Australia's longest insect is the Gargantuan Stick insect, Ctenomorpha gargantua Brock and Hasenpusch.

It was a rather excited Margit who phoned when the giant above hurtled its way into her garden and lit of the wall of her patio. She attempted to feed it but found it dead in a day or two.
The female of the Gargantuan Stick Insect above measured approximately 56 cm from the outstretched tip of the foreleg to the end of the flag-like cercus. It actually shrank a bit after it dried out. It was found on the Atherton Tableland.

Above we see it barely fitting in an insect drawer! The stick insect alongside it is the rather common and large Wuelfing's Stick Insect, Acrophylla wuelfingi Redtenbacher. This insect is known to most northern gardeners who often find it on a variety of fruit trees. The body length of the Acrophylla above measures 21.2 cm.

The world's longest insect is also a stick insect. It is Phobaeticus chani Bragg, a species from the rainforests of Borneo and named after a friend, Datuk Chew Lun Chan. The one with the record measured 56.7 cm. BUT in their Guide to Australian Stick insects, Brock and Hasenpusch illustrate a Kuranda resident holding a female of a specimen reputed to be even larger. He measured it at 61.5 cm long. So had this specimen been kept, it would have been the record holder for the world's longest insect. Records are made to be broken. Sorry Datuk!

The heaviest insect in Australia is actually a cockroach, the Burrowing cockroach, Macropanesthia rhinoceros Saussure, described long ago in 1895 from Queensland. A number of disjunct populations are known of this species in the Australian tropics.

Adults of this cockroach can weigh more than 30 gr.

The Giant Burrowing Cockroach is like a miniature bulldozer.
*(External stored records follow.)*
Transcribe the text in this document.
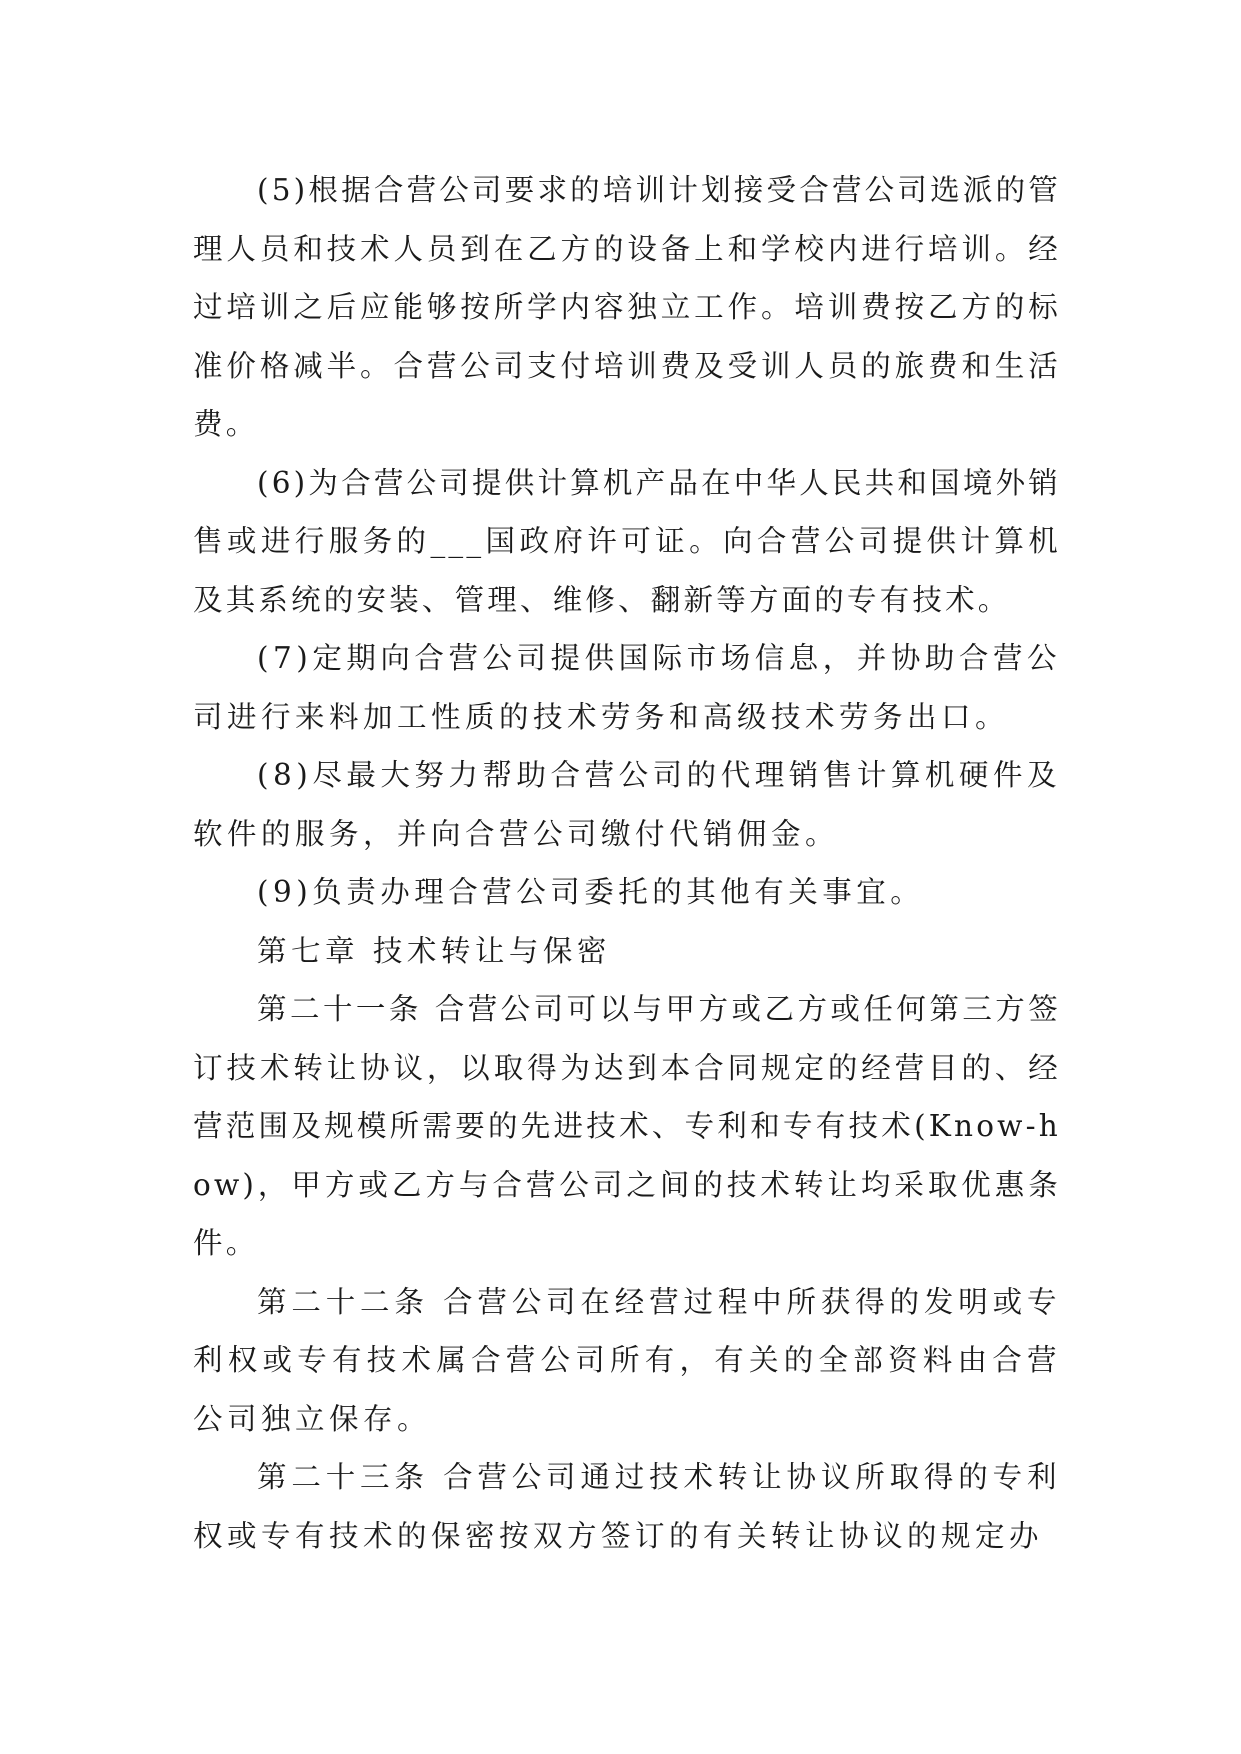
(5)根据合营公司要求的培训计划接受合营公司选派的管理人员和技术人员到在乙方的设备上和学校内进行培训。经过培训之后应能够按所学内容独立工作。培训费按乙方的标准价格减半。合营公司支付培训费及受训人员的旅费和生活费。

(6)为合营公司提供计算机产品在中华人民共和国境外销售或进行服务的___国政府许可证。向合营公司提供计算机及其系统的安装、管理、维修、翻新等方面的专有技术。

(7)定期向合营公司提供国际市场信息，并协助合营公司进行来料加工性质的技术劳务和高级技术劳务出口。

(8)尽最大努力帮助合营公司的代理销售计算机硬件及软件的服务，并向合营公司缴付代销佣金。

(9)负责办理合营公司委托的其他有关事宜。

第七章 技术转让与保密

第二十一条 合营公司可以与甲方或乙方或任何第三方签订技术转让协议，以取得为达到本合同规定的经营目的、经营范围及规模所需要的先进技术、专利和专有技术(Know-how)，甲方或乙方与合营公司之间的技术转让均采取优惠条件。

第二十二条 合营公司在经营过程中所获得的发明或专利权或专有技术属合营公司所有，有关的全部资料由合营公司独立保存。

第二十三条 合营公司通过技术转让协议所取得的专利权或专有技术的保密按双方签订的有关转让协议的规定办
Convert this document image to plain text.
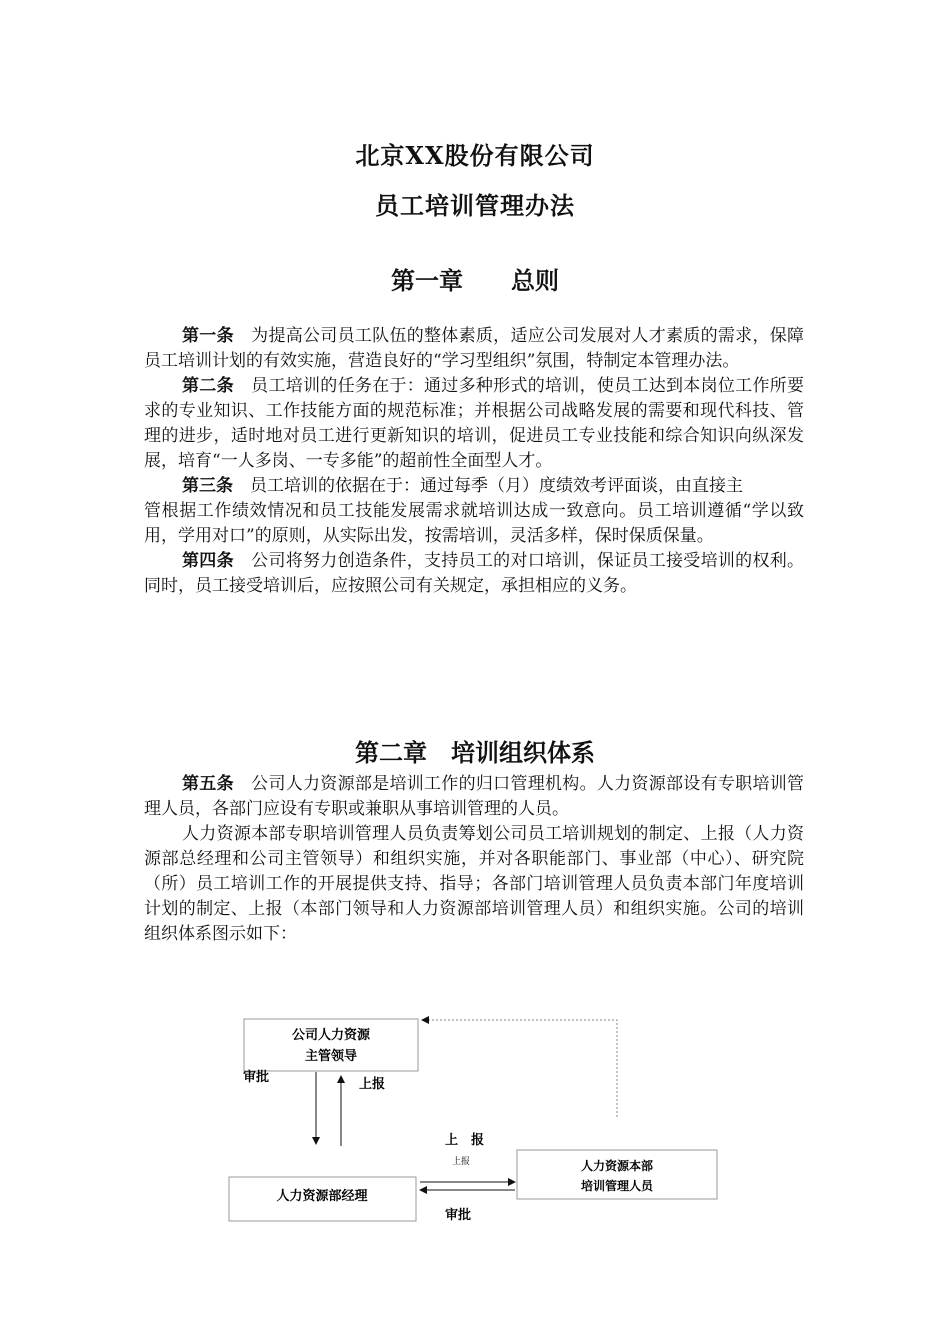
北京XX股份有限公司
员工培训管理办法
第一章　　总则

第一条　 为提高公司员工队伍的整体素质，适应公司发展对人才素质的需求，保障员工培训计划的有效实施，营造良好的“学习型组织”氛围，特制定本管理办法。

第二条　 员工培训的任务在于：通过多种形式的培训，使员工达到本岗位工作所要求的专业知识、工作技能方面的规范标准；并根据公司战略发展的需要和现代科技、管理的进步，适时地对员工进行更新知识的培训，促进员工专业技能和综合知识向纵深发展，培育“一人多岗、一专多能”的超前性全面型人才。

第三条　 员工培训的依据在于：通过每季（月）度绩效考评面谈，由直接主

管根据工作绩效情况和员工技能发展需求就培训达成一致意向。员工培训遵循“学以致用，学用对口”的原则，从实际出发，按需培训，灵活多样，保时保质保量。

第四条　 公司将努力创造条件，支持员工的对口培训，保证员工接受培训的权利。同时，员工接受培训后，应按照公司有关规定，承担相应的义务。

第二章　培训组织体系

第五条　 公司人力资源部是培训工作的归口管理机构。人力资源部设有专职培训管理人员，各部门应设有专职或兼职从事培训管理的人员。

人力资源本部专职培训管理人员负责筹划公司员工培训规划的制定、上报（人力资源部总经理和公司主管领导）和组织实施，并对各职能部门、事业部（中心）、研究院（所）员工培训工作的开展提供支持、指导；各部门培训管理人员负责本部门年度培训计划的制定、上报（本部门领导和人力资源部培训管理人员）和组织实施。公司的培训组织体系图示如下：

公司人力资源
主管领导
人力资源部经理
人力资源本部
培训管理人员
审批	上报
上　报
上报
审批
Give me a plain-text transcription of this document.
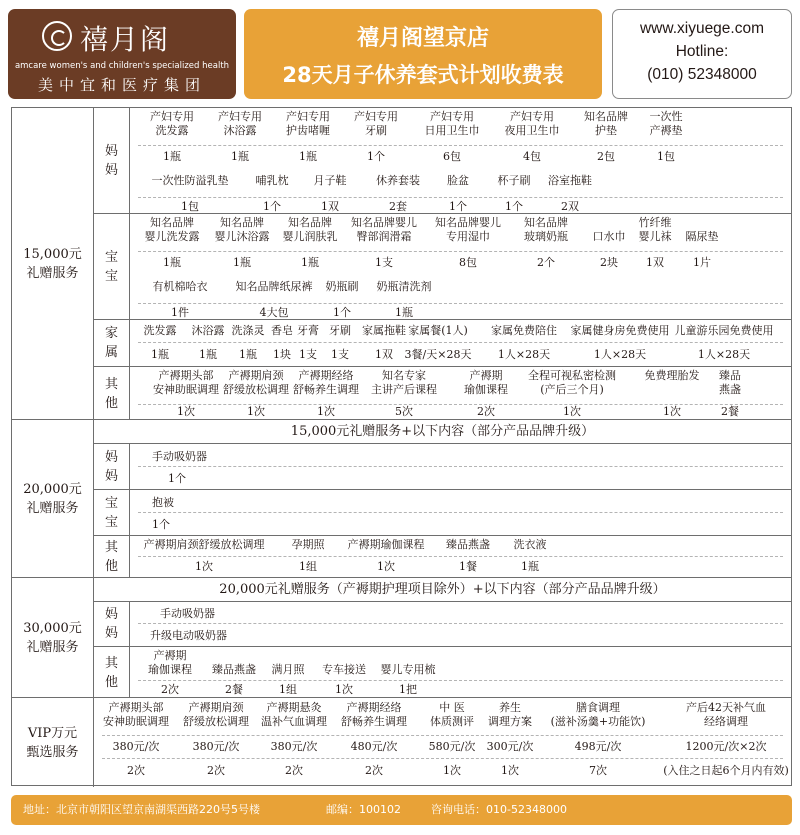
禧月阁
amcare women's and children's specialized health
美中宜和医疗集团
禧月阁望京店
28天月子休养套式计划收费表
www.xiyuege.com
Hotline:
(010) 52348000
15,000元
礼赠服务
妈
妈
产妇专用
洗发露
1瓶
产妇专用
沐浴露
1瓶
产妇专用
护齿啫喱
1瓶
产妇专用
牙刷
1个
产妇专用
日用卫生巾
6包
产妇专用
夜用卫生巾
4包
知名品牌
护垫
2包
一次性
产褥垫
1包
一次性防溢乳垫
1包
哺乳枕
1个
月子鞋
1双
休养套装
2套
脸盆
1个
杯子刷
1个
浴室拖鞋
2双
宝
宝
知名品牌
婴儿洗发露
1瓶
知名品牌
婴儿沐浴露
1瓶
知名品牌
婴儿润肤乳
1瓶
知名品牌婴儿
臀部润滑霜
1支
知名品牌婴儿
专用湿巾
8包
知名品牌
玻璃奶瓶
2个
口水巾
2块
竹纤维
婴儿袜
1双
隔尿垫
1片
有机棉哈衣
1件
知名品牌纸尿裤
4大包
奶瓶刷
1个
奶瓶清洗剂
1瓶
家
属
洗发露
1瓶
沐浴露
1瓶
洗涤灵
1瓶
香皂
1块
牙膏
1支
牙刷
1支
家属拖鞋
1双
家属餐(1人)
3餐/天×28天
家属免费陪住
1人×28天
家属健身房免费使用
1人×28天
儿童游乐园免费使用
1人×28天
其
他
产褥期头部
安神助眠调理
1次
产褥期肩颈
舒缓放松调理
1次
产褥期经络
舒畅养生调理
1次
知名专家
主讲产后课程
5次
产褥期
瑜伽课程
2次
全程可视私密检测
(产后三个月)
1次
免费理胎发
1次
臻品
燕盏
2餐
20,000元
礼赠服务
15,000元礼赠服务+以下内容（部分产品品牌升级）
妈
妈
手动吸奶器
1个
宝
宝
抱被
1个
其
他
产褥期肩颈舒缓放松调理
1次
孕期照
1组
产褥期瑜伽课程
1次
臻品燕盏
1餐
洗衣液
1瓶
30,000元
礼赠服务
20,000元礼赠服务（产褥期护理项目除外）+以下内容（部分产品品牌升级）
妈
妈
手动吸奶器
升级电动吸奶器
其
他
产褥期
瑜伽课程
2次
臻品燕盏
2餐
满月照
1组
专车接送
1次
婴儿专用梳
1把
VIP万元
甄选服务
产褥期头部
安神助眠调理
380元/次
2次
产褥期肩颈
舒缓放松调理
380元/次
2次
产褥期悬灸
温补气血调理
380元/次
2次
产褥期经络
舒畅养生调理
480元/次
2次
中 医
体质测评
580元/次
1次
养生
调理方案
300元/次
1次
膳食调理
(滋补汤羹+功能饮)
498元/次
7次
产后42天补气血
经络调理
1200元/次×2次
(入住之日起6个月内有效)
地址：北京市朝阳区望京南湖渠西路220号5号楼	邮编：100102	咨询电话：010-52348000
It lives in habitats where the soil is sandy. It establishes a burrow system and drags suitable leaves and and seeds to feed its young which are protected by the mother and live in the burrows. Adults can survive for 5 years or so and are interesting pets that can be kept in plastic containers and fed on muesli. They require little or no water.

In the autumn, males emerge and look for females are often seen crossing roads. To my horror a fellow living in the Mt Garnet area, where the species is common, told me he "collects them for his chooks!"

The "rhinoceros" part of the name of this insects is appropriate. It uses the scoop-like portion of the thorax to dig in sandy soils. The stout, spiny legs are very strong and well suited to digging. Beneath the thorax are a pair of eyes and short antennae. A remarkable insect. (As a cockroach it is a great ambassador- it is clean, disease free and does not produce any disagreeable odours.)